Gravity has no component parallel to the ground. But it has a component parallel to the inclined plane. When you talk about the normal force from the inclined plane to the wedge, the weight of the wedge does make a contribution.

 

[dauto]

Why do you tend backward when the bus you're standing in accelerates forward?




Yeah, Looks like that should be positive.
But still the problem remains that where is the x component of the momentum of the wedge?
Or why isn't that conserved?

I already answered that question. You may not have believed my answer but it is in fact correct.
You need to hone your intuition a bit more.

 

[dauto]

Yeah... I got that.

In fact we're confusing two different horizontals!
Gravity has no component parallel to the ground. But it has a component parallel to the inclined plane. When you talk about the normal force from the inclined plane to the wedge, the weight of the wedge does make a contribution.

When I say horizontal I usually mean the actual horizontal.

 

[ShayanJ]

I already answered that question. You may not have believed my answer but it is in fact correct.
You need to hone your intuition a bit more.

If you mean this:

No because the normal force between the wedge and the fixed incline pushes the wedge sideways.

I already answered that too. If it wasn't canceled, it would give the wedge an acceleration normal to the inclined plane! It is canceled by the component of the weight of the wedge normal to the inclined plane.

 

[dauto]

If you mean this:

I already answered that too. If it wasn't canceled, it would give the wedge an acceleration normal to the inclined plane! It is canceled by the component of the weight of the wedge normal to the inclined plane.

That's ridiculous now. We're talking about the HORIZONTAL component of the normal which cannot be canceled by gravity. You're stuck thinking about perpendicular and parallel components to the incline. I'm talking about HORIZONTAL component.

 

[dauto]

Another way to look at it is that the normal is canceled by one component of gravity, but the other component of gravity accelerates the wedge down the ramp and that acceleration has a horizontal component. Either way there is a horizontal acceleration.

 

[ShayanJ]

That's ridiculous now. We're talking about the HORIZONTAL component of the normal which cannot be canceled by gravity. You're stuck thinking about perpendicular and parallel components to the incline. I'm talking about HORIZONTAL component.

Ohh...dammit...yeah...sorry. This was a problem with the word. It was like my mind wasn't interpreting the word horizontal correctly. That's a problem when you're not a native speaker. Sorry.You're right.

 

[nasu]

Why do you tend backward when the bus you're standing in accelerates forward?

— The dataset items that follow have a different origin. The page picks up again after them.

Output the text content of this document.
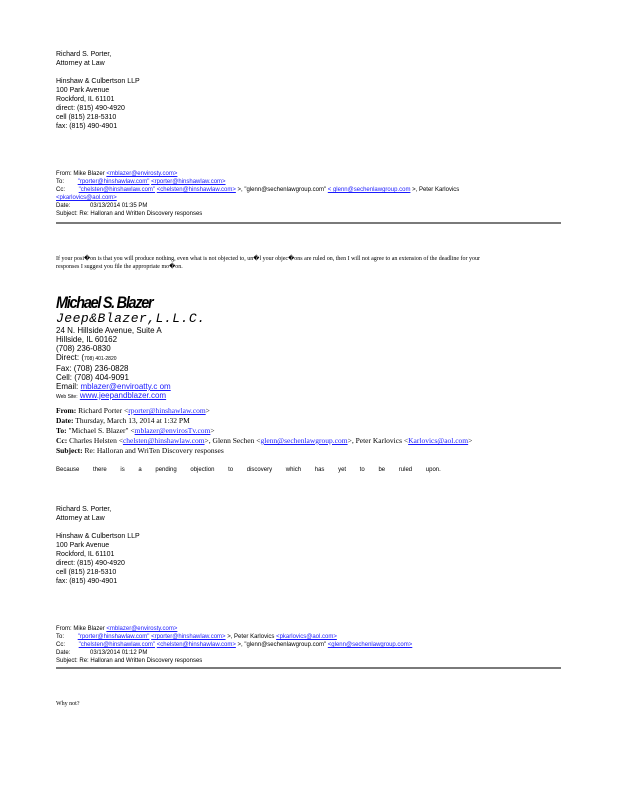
Richard S. Porter,
Attorney at Law
Hinshaw & Culbertson LLP
100 Park Avenue
Rockford, IL 61101
direct: (815) 490-4920
cell (815) 218-5310
fax: (815) 490-4901
From: Mike Blazer <mblazer@envirosty.com>
To: "rporter@hinshawlaw.com" <rporter@hinshawlaw.com>
Cc: "chelsten@hinshawlaw.com" <chelsten@hinshawlaw.com> >, "glenn@sechenlawgroup.com" < glenn@sechenlawgroup.com >, Peter Karlovics
<pkarlovics@aol.com>
Date:	03/13/2014 01:35 PM
Subject: Re: Halloran and Written Discovery responses
If your posi�on is that you will produce nothing, even what is not objected to, un�l your objec�ons are ruled on, then I will not agree to an extension of the deadline for your
responses I suggest you file the appropriate mo�on.
Michael S. Blazer
Jeep&Blazer,L.L.C.
24 N. Hillside Avenue, Suite A
Hillside, IL 60162
(708) 236-0830
Direct: (708) 401-2820
Fax: (708) 236-0828
Cell: (708) 404-9091
Email: mblazer@enviroatty.c om
Web Site: www.jeepandblazer.com
From: Richard Porter <rporter@hinshawlaw.com>
Date: Thursday, March 13, 2014 at 1:32 PM
To: "Michael S. Blazer" <mblazer@envirosTv.com>
Cc: Charles Helsten <chelsten@hinshawlaw.com>, Glenn Sechen <glenn@sechenlawgroup.com>, Peter Karlovics <Karlovics@aol.com>
Subject: Re: Halloran and WriTen Discovery responses
Because there is a pending objection to discovery which has yet to be ruled upon.
Richard S. Porter,
Attorney at Law
Hinshaw & Culbertson LLP
100 Park Avenue
Rockford, IL 61101
direct: (815) 490-4920
cell (815) 218-5310
fax: (815) 490-4901
From: Mike Blazer <mblazer@envirosty.com>
To: "rporter@hinshawlaw.com" <rporter@hinshawlaw.com> >, Peter Karlovics <pkarlovics@aol.com>
Cc: "chelsten@hinshawlaw.com" <chelsten@hinshawlaw.com> >, "glenn@sechenlawgroup.com" <glenn@sechenlawgroup.com>
Date:	03/13/2014 01:12 PM
Subject: Re: Halloran and Written Discovery responses
Why not?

For the horizontal direction, the small block moves (accelerates) in respect to the wedge but not in respect to the ground or the inclined plane.

 

[ShayanJ]

For the horizontal direction, the small block moves (accelerates) in respect to the wedge but not in respect to the ground or the inclined plane.

Yeah,That's the thing one of the equations is telling us. Its horizontal component of momentum is conserved. I was talking about motion w.r.t. the wedge.